Effects on the engagement
Currently, GAAP requires an entity to derecognize a subsidiary unless it is considered 'in substance real estate' (e.g., an equity interest in an entity whose sole asset is one individual property). In many cases, income-producing real estate is also considered in substance real estate, and is derecognized in accordance with industry-specific guidance rather than the guidance of Subtopic 610-20. Once the amendments in this update are effective, all entities are required to account for derecognition of a business or nonprofit activity (except those related to conveyances of oil and gas mineral rights or contracts with customers) in accordance with ASC 810, Consolidation. Entities will no longer be required to consider whether the activity is also in substance real estate (or an in substance nonfinancial asset).
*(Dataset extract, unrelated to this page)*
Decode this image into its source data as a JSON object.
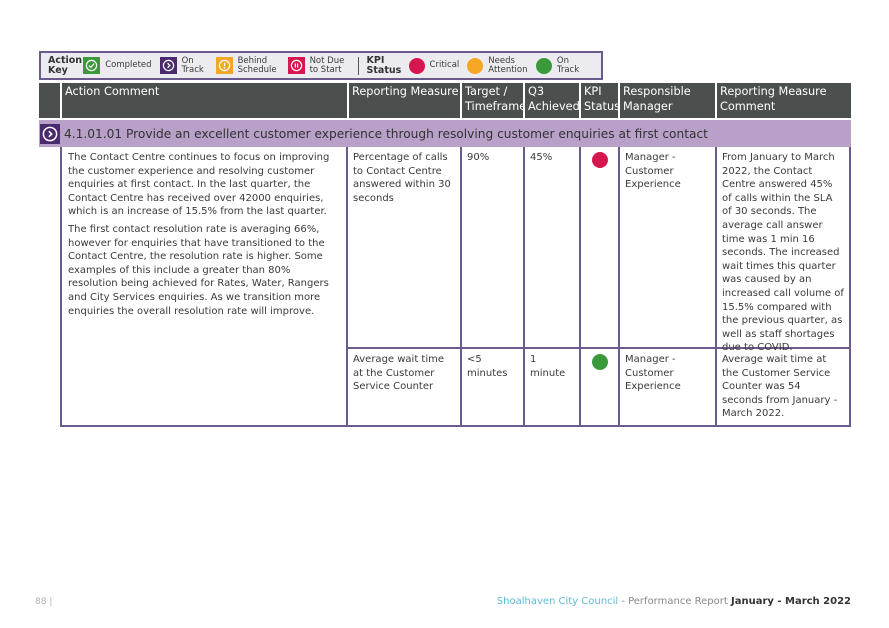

Another change brought on by the update relates to the 'partial sale' of nonfinancial assets (including in substance real estate). Under previous guidance, when an entity transferred its controlling interest in a nonfinancial asset into a noncontrolling ownership interest, the entity would measure the retained interest at 'carryover basis' (when the transferor's basis in the property 'carries over' to the transferee; also referred to as 'transferred basis'). The amendments in this update now require an entity to initially measure a retained noncontrolling interest in a nonfinancial asset at fair value, consistent with how a retained noncontrolling interest in a business is measured. Additionally, if an entity transfers ownership interests in a consolidated subsidiary (that is within the scope of ASC 610-20) and continues to have a controlling financial interest in that subsidiary, the amendments require the entity to account for the transaction as an equity transaction. This is consistent with how changes in ownership interests in a consolidated subsidiary are recorded when a parent retains a controlling financial interest in the business.
Overall, ASU 2017-05 is supposed to simplify the application of GAAP, and improve consistency. The new guidance is expected to make an impact on all industries, with the biggest impact relating to the real estate sector. This is due to the elimination of the specific sales model for real estate, and the requirement to recognize a full gain upon partial sales of real estate. Furthermore, with FASB's recently updated definition of a business, more transactions will likely be treated as dispositions of nonfinancial assets (rather than dispositions of a business), likely expanding the number of transactions subject to the new guidance.